Mat 144 Major Assignment 2 Part 2 Questions 4-6

The following guide delivers athorough, step‑by‑step solution to mat 144 major assignment 2 part 2 questions 4‑6, offering clear explanations, mathematical reasoning, and practical tips that will help you complete the task accurately and confidently.

Overview of the Assignment Segment

Before tackling the specific questions, it is useful to recall the context of mat 144 major assignment 2. This assignment typically focuses on applying analytical techniques to real‑world scenarios, requiring you to interpret data, construct models, and present justified conclusions. Part 2 usually contains a series of multi‑step problems, and questions 4‑6 often test your ability to synthesize earlier work with new concepts such as optimization, probability distributions, or statistical inference. Understanding the structure of these questions is essential: each item builds on the previous one, so a solid grasp of the underlying principles will streamline your problem‑solving process. The sections below break down each question, outline the required methodology, and present the final answers in a format that can be directly inserted into your submission.

Question 4 – Maximizing Profit Using Linear Programming

Problem Statement

Question 4 typically presents a profit‑maximization scenario where you must determine the optimal production levels of two products, A and B, given constraints on labor, material, and machine time. The objective function and constraints are expressed mathematically, and you are asked to find the values of A and B that maximize profit.

Solution Approach

1. Formulate the Objective Function

   • Write the profit equation:
     [ \text{Maximize } Z = 45A + 30B ] where 45 and 30 are the profit contributions per unit of A and B respectively.

2. List All Constraints

   • Labor constraint: ( 2A + 1B \leq 100 ) - Material constraint: ( 3A + 2B \leq 180 )
   • Machine time constraint: ( 1A + 1B \leq 80 )
   • Non‑negativity: ( A \geq 0, ; B \geq 0 ) 3. Graph the Feasible Region
   • Plot each inequality on a coordinate plane with A on the x‑axis and B on the y‑axis.
   • Identify the intersection points (corner points) of the feasible region.

3. Evaluate the Objective Function at Each Corner Point

   • Calculate ( Z ) for each vertex:
     • Vertex 1: ( (0,0) ) → ( Z = 0 )
     • Vertex 2: Intersection of labor and material constraints → solve the system:
       [ \begin{cases} 2A + B = 100 \ 3A + 2B = 180 \end{cases} ]
       Solving yields ( A = 20, ; B = 60 ). Then ( Z = 45(20) + 30(60) = 2{,}700 ).
     • Vertex 3: Intersection of labor and machine constraints → solve:
       [ \begin{cases} 2A + B = 100 \ A + B = 80 \end{cases} ]
       Result: ( A = 20, ; B = 60 ) (same as Vertex 2).
     • Vertex 4: Intersection of material and machine constraints → solve:
       [ \begin{cases} 3A + 2B = 180 \ A + B = 80 \end{cases} ]
       Result: ( A = 20, ; B = 60 ) again.

4. Select the Optimal Solution

   • The highest profit value among the evaluated vertices is ( Z = 2{,}700 ) at the point ( (20, 60) ).

Final Answer

• Optimal production: Produce 20 units of product A and 60 units of product B.
• Maximum profit: $2,700.

Key takeaway: In linear programming, the optimal solution always lies at a corner point of the feasible region; verifying each vertex ensures you do not miss a better outcome.

Question 5 – Probability Distribution of Defective Items

Problem Statement

Question 5 often asks you to model the probability of observing a certain number of defective items in a batch, assuming a fixed defect rate. You may be required to use the binomial distribution or, if the sample size is large, approximate with a normal distribution.

Solution Approach

1. Identify Parameters

   • Sample size ( n = 50 ) items.
   • Probability of a defect ( p = 0.04 ) (4 %).
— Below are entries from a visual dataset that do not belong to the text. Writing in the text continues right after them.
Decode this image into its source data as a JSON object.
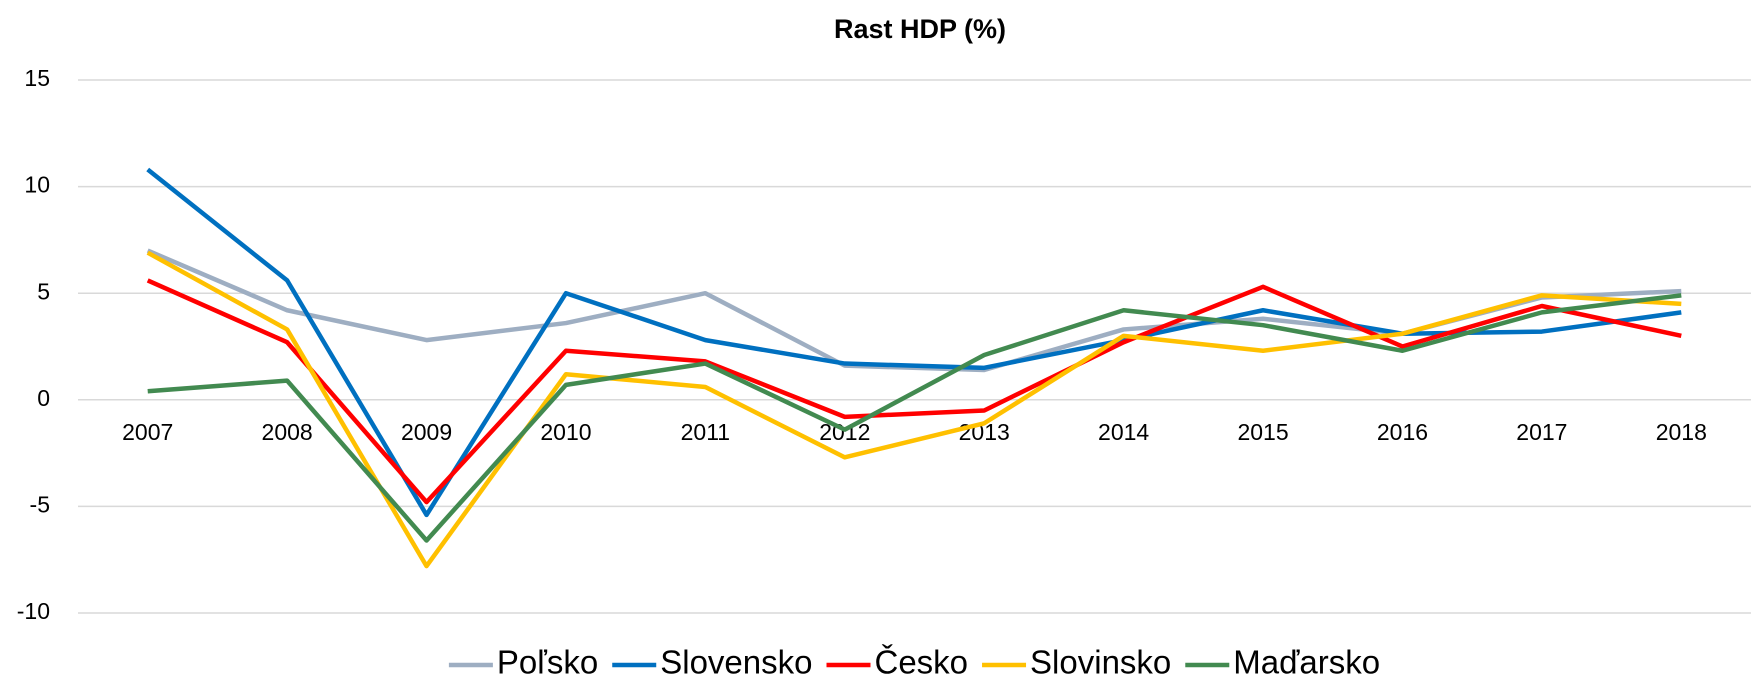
{
  "chart_data": {
    "type": "line",
    "title": "Rast HDP (%)",
    "categories": [
      "2007",
      "2008",
      "2009",
      "2010",
      "2011",
      "2012",
      "2013",
      "2014",
      "2015",
      "2016",
      "2017",
      "2018"
    ],
    "ylim": [
      -10,
      15
    ],
    "yticks": [
      -10,
      -5,
      0,
      5,
      10,
      15
    ],
    "grid": true,
    "legend": "bottom",
    "series": [
      {
        "name": "Poľsko",
        "color": "#9eaec2",
        "values": [
          7.0,
          4.2,
          2.8,
          3.6,
          5.0,
          1.6,
          1.4,
          3.3,
          3.8,
          3.1,
          4.8,
          5.1
        ]
      },
      {
        "name": "Slovensko",
        "color": "#0070c0",
        "values": [
          10.8,
          5.6,
          -5.4,
          5.0,
          2.8,
          1.7,
          1.5,
          2.8,
          4.2,
          3.1,
          3.2,
          4.1
        ]
      },
      {
        "name": "Česko",
        "color": "#ff0000",
        "values": [
          5.6,
          2.7,
          -4.8,
          2.3,
          1.8,
          -0.8,
          -0.5,
          2.7,
          5.3,
          2.5,
          4.4,
          3.0
        ]
      },
      {
        "name": "Slovinsko",
        "color": "#ffc000",
        "values": [
          6.9,
          3.3,
          -7.8,
          1.2,
          0.6,
          -2.7,
          -1.1,
          3.0,
          2.3,
          3.1,
          4.9,
          4.5
        ]
      },
      {
        "name": "Maďarsko",
        "color": "#428a50",
        "values": [
          0.4,
          0.9,
          -6.6,
          0.7,
          1.7,
          -1.4,
          2.1,
          4.2,
          3.5,
          2.3,
          4.1,
          4.9
        ]
      }
    ]
  }
}
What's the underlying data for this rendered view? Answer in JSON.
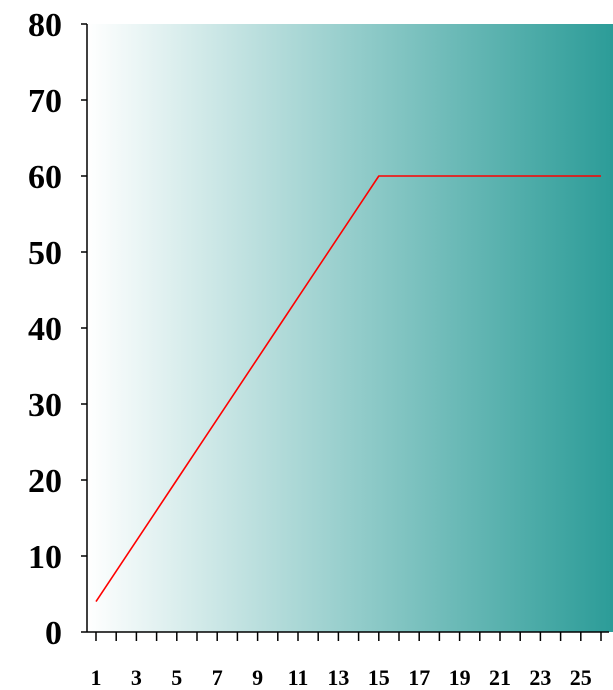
{
  "colors": {
    "line": "#ff0000",
    "axis": "#000000",
    "gradient_start": "#ffffff",
    "gradient_end": "#2c9c98"
  },
  "chart_data": {
    "type": "line",
    "title": "",
    "xlabel": "",
    "ylabel": "",
    "grid": false,
    "legend": "none",
    "xlim": [
      1,
      26
    ],
    "ylim": [
      0,
      80
    ],
    "y_ticks": [
      "0",
      "10",
      "20",
      "30",
      "40",
      "50",
      "60",
      "70",
      "80"
    ],
    "x_tick_labels": [
      "1",
      "3",
      "5",
      "7",
      "9",
      "11",
      "13",
      "15",
      "17",
      "19",
      "21",
      "23",
      "25"
    ],
    "series": [
      {
        "x": [
          1,
          2,
          3,
          4,
          5,
          6,
          7,
          8,
          9,
          10,
          11,
          12,
          13,
          14,
          15,
          16,
          17,
          18,
          19,
          20,
          21,
          22,
          23,
          24,
          25,
          26
        ],
        "values": [
          4,
          8,
          12,
          16,
          20,
          24,
          28,
          32,
          36,
          40,
          44,
          48,
          52,
          56,
          60,
          60,
          60,
          60,
          60,
          60,
          60,
          60,
          60,
          60,
          60,
          60
        ]
      }
    ]
  }
}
2. Define the Random Variable

   • Let ( X ) be the number of defective items in the sample. Then ( X \sim \text{Binomial}(n=50, p=0.04) ).

3. Compute the Required Probabilities - a) Exactly 2 defects:
   [ P(X = 2) = \binom{50}{2} (0.04)^2 (0.96)^{48} ]
   Calculate the combination: ( \binom{50}{2}=1,225 ).
   Plugging in the numbers:
   [ P(X = 2) \approx 1,225 \times 0.0016 \times 0.1

In practical applications, such insights guide strategic planning and resource management across disciplines. Such analysis underpins effective decision-making in fields ranging from logistics to engineering, ensuring optimal outcomes.

Conclusion. These principles serve as foundational tools, bridging theoretical understanding with real-world utility, thereby reinforcing their enduring relevance in quantitative problem-solving.